Written by Alona Crouteau

  • What is gender identity, gender expression, and sexual orientation?"
    In a Gender Binary system there are only two distinct options: male and female. Some people do not fit into the Gender Binary choices. The following paragraphs attempt to explain some of the terminology surrounding gender. Sex is determined by physical characteristics of the person. In a gender binary system, if a baby appears to have female external genitalia, then the sex is female, if a baby has male external genitalia then the sex is male. But sex is determined not only by genitalia, but by reproductive organs, chromosomes, and hormones.
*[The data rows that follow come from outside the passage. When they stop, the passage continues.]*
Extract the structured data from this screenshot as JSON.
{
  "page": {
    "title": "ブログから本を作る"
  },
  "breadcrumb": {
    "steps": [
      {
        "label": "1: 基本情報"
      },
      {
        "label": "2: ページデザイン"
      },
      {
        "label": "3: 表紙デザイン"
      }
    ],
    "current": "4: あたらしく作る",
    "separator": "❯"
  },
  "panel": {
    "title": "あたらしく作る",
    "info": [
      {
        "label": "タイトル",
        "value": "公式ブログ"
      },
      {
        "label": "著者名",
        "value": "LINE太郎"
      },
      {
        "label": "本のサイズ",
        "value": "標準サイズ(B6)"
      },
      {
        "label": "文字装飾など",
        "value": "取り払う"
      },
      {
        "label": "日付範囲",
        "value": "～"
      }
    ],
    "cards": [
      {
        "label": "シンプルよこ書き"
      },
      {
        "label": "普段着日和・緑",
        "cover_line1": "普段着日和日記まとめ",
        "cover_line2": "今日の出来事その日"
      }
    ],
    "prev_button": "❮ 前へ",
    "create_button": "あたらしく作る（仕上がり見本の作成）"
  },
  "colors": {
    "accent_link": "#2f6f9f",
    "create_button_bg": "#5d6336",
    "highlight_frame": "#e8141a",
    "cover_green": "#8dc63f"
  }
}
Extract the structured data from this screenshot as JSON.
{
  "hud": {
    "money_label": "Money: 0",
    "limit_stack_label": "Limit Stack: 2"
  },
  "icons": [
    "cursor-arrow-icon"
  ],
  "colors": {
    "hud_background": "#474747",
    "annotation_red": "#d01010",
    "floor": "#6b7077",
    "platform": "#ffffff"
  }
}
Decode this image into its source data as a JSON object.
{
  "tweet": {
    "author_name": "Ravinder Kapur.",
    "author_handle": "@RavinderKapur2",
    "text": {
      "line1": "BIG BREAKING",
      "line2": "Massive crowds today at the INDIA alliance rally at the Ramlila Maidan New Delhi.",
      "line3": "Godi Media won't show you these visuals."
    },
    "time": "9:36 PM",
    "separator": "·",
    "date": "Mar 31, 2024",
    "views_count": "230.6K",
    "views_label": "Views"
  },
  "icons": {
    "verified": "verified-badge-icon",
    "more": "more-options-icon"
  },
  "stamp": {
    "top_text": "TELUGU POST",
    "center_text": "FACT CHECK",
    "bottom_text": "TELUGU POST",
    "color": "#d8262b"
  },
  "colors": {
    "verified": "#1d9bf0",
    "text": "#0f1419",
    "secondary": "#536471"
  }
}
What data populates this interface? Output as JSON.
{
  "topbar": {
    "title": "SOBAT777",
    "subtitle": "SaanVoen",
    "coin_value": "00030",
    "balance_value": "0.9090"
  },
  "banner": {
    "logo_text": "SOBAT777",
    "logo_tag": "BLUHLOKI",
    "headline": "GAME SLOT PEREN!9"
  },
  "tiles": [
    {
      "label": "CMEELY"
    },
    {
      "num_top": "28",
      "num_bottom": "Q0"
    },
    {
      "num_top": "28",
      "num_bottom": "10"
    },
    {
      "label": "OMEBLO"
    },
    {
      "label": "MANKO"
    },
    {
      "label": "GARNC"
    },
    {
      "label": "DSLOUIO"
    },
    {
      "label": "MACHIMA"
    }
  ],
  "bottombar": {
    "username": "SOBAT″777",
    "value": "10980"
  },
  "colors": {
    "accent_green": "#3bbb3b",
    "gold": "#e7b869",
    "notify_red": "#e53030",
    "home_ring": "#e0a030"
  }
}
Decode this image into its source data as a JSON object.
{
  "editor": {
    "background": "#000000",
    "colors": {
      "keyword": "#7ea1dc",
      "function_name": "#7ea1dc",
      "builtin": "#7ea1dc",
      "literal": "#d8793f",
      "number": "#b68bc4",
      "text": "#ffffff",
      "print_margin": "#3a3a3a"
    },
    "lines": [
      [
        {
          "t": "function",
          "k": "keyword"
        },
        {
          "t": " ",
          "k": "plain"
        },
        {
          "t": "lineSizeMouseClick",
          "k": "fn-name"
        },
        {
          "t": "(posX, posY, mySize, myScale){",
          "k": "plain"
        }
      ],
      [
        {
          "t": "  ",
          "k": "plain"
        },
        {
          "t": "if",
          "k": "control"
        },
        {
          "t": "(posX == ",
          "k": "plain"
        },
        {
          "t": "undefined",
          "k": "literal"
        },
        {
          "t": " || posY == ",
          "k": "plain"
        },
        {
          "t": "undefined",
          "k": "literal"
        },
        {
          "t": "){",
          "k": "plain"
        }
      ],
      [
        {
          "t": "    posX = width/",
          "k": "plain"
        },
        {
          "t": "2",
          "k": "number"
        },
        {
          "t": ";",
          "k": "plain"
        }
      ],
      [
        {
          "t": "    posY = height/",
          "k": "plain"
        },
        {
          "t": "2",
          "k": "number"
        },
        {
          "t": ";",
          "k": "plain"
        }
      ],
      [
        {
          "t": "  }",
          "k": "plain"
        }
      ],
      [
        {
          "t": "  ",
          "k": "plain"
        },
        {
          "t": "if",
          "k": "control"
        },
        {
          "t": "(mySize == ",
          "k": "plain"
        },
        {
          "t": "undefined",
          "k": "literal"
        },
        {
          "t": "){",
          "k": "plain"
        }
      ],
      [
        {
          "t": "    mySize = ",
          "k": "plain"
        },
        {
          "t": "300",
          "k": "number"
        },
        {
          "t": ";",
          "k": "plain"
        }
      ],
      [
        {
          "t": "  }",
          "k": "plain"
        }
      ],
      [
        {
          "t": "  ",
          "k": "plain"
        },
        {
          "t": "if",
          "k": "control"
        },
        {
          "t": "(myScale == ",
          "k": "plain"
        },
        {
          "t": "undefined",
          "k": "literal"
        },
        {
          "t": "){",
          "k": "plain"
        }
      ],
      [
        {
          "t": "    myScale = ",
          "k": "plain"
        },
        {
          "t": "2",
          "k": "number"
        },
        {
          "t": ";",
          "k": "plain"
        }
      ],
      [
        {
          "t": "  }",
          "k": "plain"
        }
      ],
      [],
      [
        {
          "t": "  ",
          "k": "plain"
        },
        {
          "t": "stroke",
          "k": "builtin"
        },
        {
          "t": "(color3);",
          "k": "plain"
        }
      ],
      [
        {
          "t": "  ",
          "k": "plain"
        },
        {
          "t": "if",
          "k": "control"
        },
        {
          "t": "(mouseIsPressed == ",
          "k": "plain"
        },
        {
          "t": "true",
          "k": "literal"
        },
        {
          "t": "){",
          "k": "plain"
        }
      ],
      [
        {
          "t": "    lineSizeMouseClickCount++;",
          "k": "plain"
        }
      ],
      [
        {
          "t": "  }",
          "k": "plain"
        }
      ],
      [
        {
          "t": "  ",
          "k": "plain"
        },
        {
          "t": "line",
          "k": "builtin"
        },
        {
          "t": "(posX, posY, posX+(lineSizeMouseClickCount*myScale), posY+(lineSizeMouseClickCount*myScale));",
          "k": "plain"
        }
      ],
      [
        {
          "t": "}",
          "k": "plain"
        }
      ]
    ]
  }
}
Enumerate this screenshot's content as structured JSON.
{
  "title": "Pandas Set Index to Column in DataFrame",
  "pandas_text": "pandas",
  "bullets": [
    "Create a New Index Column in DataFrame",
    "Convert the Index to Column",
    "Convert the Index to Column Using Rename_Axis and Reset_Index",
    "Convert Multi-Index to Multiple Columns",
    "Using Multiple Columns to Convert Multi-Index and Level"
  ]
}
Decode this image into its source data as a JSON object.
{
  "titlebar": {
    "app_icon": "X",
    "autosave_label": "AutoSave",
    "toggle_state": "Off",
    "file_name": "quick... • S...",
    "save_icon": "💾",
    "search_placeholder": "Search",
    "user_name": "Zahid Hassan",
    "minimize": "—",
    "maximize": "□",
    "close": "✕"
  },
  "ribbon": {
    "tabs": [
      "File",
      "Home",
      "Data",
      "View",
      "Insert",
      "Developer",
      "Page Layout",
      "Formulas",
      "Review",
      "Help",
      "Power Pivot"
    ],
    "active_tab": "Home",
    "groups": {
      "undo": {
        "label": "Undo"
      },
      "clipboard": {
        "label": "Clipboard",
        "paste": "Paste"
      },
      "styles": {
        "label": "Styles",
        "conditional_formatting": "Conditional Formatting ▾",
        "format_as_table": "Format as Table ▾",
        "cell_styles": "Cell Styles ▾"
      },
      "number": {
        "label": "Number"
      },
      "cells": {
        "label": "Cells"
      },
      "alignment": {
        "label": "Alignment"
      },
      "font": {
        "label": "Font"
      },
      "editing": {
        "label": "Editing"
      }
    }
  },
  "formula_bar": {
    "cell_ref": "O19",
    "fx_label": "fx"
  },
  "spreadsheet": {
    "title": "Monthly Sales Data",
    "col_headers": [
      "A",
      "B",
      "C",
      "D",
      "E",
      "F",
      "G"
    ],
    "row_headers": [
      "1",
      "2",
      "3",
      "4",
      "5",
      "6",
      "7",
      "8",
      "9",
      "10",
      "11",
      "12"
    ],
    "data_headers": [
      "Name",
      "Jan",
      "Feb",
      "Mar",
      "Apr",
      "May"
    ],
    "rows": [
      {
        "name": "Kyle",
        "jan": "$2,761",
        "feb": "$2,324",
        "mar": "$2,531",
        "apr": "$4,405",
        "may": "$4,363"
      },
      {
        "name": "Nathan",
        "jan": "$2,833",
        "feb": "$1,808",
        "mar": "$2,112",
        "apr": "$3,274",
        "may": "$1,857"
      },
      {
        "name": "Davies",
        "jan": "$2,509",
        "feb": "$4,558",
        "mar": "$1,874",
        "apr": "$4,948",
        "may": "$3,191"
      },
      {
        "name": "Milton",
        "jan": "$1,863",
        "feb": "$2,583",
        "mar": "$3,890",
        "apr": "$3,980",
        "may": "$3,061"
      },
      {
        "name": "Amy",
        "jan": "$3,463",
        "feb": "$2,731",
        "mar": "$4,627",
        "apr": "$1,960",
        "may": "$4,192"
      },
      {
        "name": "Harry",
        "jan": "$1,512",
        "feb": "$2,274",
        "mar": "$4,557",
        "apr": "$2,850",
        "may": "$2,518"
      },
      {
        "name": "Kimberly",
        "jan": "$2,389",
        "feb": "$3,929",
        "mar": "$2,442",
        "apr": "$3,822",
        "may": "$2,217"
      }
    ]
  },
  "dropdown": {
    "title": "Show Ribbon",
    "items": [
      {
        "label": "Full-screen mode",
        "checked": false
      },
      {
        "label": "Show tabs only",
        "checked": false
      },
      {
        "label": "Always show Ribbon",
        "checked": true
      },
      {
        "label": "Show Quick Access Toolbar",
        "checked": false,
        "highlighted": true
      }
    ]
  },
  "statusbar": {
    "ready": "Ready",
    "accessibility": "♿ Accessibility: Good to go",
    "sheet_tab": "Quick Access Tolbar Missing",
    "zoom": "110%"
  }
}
People with ambiguous genitalia or other biological complexities may identify as Intersex. Gender identity is a person’s internal sense of self. For most people, our sense of our gender aligns with the category originally identified at birth. This is referred to as cisgender. For transgender people, their internal sense is self is in some way different than their birth certificate. Gender identity can also be experienced as neither woman nor man, or a combination of woman and man. Some people in the middle of the gender identity spectrum identify as gender-queer. Gender expression is how we live as a gendered person, including clothing, career, and hobbies. In our society, gender expression is guided by a complex set of cultural rules and expectations as to what is appropriate behavior for men and women. People that do not fit the rigid definition of masculine or feminine may identify as gender non-conforming. People with equal combination of masculine and feminine may identify as androgynous. Sexual orientation is whom the person is attracted to. In a Gender Binary system the person is attracted only to the opposite sex. Sexual orientation is complex and people may be attracted to the same sex or both sexes. People that are attracted to both sexes may identify as bisexual, pansexual, or queer.
  • Why do we have to go through the ONA process as our church already welcomes all?
    While the United Church of Christ (UCC) has been involved in ONA in some form since in 1969, not all UCC churches have gone through the process and become an official ONA church. The process of ONA discernment is an important step, so that all voices of the congregation have an opportunity to be heard. The discussions during the discernment process allow us to build relationships, as we discover shared values and grow in faith. A public statement that UCC Tolland is officially ONA sends a clear message to all seekers, including the LGBT community, as well as straight folks that identify with the values that ONA represents. In addition, our congregation’s support of an ONA covenant can be a life-saving moment for those who may have felt excluded from society in some manner, especially for LGBT youth. If we become ONA, our church will be listed on the UCC and ONA Coalition’s websites so that Christians looking for a church family can be assured of a welcome from our congregation. This public welcome statement can actually help our church grow.